La poesía nos ofrece el ensueño de las voces infantiles; no la nostalgia indiscutible que tiene todo ser humano, sino las estancias del ser, la sublimación de la luz que hipnotiza la soledad del cuarto. Por eso registramos el follaje, la rama sensible al viento, la vela blanca en la bruma del mar. El poeta se abandona a la intuición, a la contemplación, al espacio que estremece desde el silencio de una visión inmóvil. Crea su infinito desde el gozo secreto. Lo rodea la infamia, la corrupción, la demencia alucinada por la frustración, la desvergüenza de hombres hastiados. Pero su poética nos envuelve en un universo claro, una convicción íntima que hace sensible la palabra, voces modeladas por una mitología del desorden. La inmensidad está en nosotros como la insumisión.
Por momentos asombra en la despersonalización del verso y paralelamente afirma su subjetividad. Destierra el vacío creando los enigmas de lo poético, concilia libertad y destino, azar y fidelidad.
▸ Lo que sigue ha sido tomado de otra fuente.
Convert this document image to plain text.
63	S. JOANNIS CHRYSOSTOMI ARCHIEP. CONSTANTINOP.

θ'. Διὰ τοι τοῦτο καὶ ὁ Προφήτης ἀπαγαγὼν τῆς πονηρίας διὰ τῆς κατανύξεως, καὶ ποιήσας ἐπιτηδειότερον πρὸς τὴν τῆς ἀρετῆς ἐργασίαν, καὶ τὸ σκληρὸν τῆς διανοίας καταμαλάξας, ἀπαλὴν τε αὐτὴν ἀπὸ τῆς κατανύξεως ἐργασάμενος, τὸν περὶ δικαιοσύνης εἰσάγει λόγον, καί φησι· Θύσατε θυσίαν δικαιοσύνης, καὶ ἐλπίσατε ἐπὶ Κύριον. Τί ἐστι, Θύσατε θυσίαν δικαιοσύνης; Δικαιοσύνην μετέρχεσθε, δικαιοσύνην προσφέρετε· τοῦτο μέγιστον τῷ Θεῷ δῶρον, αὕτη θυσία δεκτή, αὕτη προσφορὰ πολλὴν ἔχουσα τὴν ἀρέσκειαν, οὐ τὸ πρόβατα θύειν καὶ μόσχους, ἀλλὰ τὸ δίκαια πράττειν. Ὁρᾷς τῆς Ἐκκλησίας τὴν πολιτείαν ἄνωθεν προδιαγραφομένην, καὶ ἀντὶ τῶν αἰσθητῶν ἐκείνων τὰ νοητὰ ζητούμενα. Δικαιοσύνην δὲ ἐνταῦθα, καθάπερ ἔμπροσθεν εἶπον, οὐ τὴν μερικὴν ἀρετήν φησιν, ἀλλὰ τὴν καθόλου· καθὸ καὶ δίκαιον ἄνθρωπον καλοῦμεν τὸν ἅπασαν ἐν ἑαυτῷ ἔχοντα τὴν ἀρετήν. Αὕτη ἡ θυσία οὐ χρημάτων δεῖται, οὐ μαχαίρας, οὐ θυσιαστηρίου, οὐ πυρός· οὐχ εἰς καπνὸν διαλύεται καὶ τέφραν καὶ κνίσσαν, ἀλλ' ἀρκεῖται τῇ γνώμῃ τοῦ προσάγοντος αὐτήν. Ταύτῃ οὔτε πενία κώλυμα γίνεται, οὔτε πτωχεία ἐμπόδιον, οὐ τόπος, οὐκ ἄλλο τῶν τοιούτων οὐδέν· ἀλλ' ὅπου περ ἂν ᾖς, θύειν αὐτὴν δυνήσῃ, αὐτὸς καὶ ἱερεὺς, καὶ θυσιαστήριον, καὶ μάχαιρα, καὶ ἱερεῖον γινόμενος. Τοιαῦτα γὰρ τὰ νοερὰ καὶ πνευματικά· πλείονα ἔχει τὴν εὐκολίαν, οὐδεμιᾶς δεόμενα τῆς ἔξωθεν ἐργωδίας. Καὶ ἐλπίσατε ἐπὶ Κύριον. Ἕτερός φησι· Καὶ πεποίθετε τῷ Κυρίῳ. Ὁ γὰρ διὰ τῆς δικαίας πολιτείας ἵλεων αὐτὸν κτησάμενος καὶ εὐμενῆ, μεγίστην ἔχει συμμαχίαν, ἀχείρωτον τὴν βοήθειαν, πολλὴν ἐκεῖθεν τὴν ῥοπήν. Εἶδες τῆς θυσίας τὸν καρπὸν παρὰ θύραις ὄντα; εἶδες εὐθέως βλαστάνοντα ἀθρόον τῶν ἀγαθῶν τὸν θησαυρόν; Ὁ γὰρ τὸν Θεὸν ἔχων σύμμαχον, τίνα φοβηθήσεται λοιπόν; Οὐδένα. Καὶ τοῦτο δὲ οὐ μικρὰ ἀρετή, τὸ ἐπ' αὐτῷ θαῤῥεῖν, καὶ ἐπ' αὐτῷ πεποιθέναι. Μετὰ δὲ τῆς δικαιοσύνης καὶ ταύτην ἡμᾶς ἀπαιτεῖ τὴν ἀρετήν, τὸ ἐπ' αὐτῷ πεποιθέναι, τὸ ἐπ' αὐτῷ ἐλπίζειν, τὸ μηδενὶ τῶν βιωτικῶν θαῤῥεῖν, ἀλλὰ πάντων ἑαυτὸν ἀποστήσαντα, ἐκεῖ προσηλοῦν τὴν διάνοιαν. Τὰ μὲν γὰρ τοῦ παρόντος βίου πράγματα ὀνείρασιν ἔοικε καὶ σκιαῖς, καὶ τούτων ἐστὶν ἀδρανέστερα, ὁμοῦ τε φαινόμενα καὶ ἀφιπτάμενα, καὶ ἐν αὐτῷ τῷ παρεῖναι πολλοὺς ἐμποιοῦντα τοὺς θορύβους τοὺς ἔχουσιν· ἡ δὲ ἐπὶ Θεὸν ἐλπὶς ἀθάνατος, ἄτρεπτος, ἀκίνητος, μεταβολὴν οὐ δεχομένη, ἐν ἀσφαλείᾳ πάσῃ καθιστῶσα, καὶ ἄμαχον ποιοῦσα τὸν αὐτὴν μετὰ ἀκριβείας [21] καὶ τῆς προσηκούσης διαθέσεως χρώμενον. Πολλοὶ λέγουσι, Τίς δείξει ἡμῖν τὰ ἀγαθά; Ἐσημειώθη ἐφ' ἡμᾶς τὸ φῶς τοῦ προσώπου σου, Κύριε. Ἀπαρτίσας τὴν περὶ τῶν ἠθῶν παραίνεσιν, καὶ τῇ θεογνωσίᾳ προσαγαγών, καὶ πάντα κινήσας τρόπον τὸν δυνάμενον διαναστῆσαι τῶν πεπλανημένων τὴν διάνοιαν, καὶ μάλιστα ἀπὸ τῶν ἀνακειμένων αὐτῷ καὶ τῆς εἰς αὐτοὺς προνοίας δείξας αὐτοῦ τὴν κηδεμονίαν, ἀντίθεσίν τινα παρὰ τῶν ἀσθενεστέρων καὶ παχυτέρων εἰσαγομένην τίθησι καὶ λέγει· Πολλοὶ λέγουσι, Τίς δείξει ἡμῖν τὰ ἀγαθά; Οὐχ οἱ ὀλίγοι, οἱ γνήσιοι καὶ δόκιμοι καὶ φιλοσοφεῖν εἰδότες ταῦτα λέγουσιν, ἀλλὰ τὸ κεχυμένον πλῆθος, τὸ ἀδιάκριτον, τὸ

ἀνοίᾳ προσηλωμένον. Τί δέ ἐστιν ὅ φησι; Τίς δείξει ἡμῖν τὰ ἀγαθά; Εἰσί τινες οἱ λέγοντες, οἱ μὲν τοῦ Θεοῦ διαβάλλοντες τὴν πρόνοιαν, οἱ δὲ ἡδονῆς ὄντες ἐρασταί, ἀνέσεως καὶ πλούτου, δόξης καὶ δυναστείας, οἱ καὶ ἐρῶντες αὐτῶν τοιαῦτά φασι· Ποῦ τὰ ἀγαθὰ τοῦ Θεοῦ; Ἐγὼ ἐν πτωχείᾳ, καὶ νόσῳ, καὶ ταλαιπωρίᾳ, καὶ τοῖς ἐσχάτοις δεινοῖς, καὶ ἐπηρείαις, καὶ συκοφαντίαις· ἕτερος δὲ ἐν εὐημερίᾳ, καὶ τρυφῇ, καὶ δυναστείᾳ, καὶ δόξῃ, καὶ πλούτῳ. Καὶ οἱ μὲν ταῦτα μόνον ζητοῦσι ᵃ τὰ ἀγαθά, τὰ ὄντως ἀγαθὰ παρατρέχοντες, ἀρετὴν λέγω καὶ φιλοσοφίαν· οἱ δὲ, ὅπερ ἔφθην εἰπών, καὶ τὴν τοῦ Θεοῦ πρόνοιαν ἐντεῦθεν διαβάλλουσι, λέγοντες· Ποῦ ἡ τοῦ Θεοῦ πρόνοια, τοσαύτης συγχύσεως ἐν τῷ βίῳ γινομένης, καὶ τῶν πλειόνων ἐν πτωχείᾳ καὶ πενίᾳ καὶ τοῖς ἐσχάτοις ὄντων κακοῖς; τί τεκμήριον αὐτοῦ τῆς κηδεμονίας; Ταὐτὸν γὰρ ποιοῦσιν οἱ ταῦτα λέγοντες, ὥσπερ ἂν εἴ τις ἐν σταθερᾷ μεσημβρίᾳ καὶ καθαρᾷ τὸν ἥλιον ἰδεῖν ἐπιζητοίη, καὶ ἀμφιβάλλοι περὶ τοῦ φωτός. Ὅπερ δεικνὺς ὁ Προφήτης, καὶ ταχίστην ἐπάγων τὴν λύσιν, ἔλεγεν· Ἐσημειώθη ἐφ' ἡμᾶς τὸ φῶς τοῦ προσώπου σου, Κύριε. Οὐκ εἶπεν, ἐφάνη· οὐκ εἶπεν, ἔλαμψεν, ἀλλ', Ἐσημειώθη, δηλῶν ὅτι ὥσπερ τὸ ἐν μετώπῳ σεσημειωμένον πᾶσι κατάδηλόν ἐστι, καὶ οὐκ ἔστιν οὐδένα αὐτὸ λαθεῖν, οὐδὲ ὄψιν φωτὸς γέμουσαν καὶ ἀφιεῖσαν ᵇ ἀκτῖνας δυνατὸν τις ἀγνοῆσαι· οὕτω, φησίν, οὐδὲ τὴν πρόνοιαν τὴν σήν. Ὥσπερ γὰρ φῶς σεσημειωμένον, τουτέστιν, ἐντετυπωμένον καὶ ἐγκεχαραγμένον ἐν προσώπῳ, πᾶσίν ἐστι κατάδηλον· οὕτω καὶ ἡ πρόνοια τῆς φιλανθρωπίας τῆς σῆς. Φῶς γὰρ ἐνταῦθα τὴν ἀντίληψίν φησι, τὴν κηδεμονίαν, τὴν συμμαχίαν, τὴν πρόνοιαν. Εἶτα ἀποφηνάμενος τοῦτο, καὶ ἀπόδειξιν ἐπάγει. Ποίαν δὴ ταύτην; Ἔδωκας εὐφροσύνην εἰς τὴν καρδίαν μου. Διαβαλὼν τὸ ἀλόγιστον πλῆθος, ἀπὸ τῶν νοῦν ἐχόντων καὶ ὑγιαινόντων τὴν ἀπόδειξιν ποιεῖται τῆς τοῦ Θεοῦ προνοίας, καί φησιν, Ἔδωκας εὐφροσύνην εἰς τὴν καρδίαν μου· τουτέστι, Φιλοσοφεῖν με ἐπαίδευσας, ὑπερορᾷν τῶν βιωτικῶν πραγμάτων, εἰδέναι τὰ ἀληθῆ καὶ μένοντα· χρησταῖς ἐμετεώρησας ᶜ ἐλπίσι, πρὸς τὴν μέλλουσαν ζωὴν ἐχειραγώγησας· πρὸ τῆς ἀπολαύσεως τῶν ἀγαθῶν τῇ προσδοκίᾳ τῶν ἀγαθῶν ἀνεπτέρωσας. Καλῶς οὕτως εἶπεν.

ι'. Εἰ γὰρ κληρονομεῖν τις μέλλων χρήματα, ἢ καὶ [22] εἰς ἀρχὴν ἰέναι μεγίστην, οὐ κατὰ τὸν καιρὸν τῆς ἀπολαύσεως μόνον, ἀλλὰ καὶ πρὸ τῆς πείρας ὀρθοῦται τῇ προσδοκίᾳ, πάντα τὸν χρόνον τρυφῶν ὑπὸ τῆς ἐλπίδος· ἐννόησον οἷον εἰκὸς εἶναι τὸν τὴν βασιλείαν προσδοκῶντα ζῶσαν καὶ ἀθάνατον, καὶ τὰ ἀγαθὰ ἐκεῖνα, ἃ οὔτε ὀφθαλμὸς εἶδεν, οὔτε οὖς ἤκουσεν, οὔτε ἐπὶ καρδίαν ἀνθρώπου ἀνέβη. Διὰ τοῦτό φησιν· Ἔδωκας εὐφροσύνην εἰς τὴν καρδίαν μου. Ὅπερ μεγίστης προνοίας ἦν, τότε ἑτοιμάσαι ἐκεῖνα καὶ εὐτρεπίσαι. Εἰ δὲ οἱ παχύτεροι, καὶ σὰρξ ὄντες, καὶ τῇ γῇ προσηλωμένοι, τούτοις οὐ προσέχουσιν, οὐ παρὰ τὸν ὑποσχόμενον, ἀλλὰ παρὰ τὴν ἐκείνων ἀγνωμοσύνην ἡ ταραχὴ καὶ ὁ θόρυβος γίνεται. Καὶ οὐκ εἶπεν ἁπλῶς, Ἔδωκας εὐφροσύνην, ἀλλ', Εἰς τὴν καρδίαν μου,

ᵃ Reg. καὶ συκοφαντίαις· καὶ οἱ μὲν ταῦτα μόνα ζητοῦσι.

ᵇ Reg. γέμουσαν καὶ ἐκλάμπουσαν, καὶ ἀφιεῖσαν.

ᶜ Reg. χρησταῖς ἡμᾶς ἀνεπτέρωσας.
Cristaliza y vulnera al amor, halla la medida de sí mismo entre las contradicciones, entre los fragmentos de lo cotidiano. Ofrece su respuesta desde la desesperación y la esperanza. Extrañamente ambiguo, integra la plenitud y el caos.
Sin recompensas futuras se sumerge en la naturaleza tantálica, en la revelación de los vínculos y los afectos. Sugiere un simbolismo sexual en la mujer deseada, en oposiciones increíbles y ciertas, en un fuego sustancial y mágico. La palabra será siempre un vehículo de una vida en permanente cambio, de confidencias; un peregrinaje misterioso y traslúcido.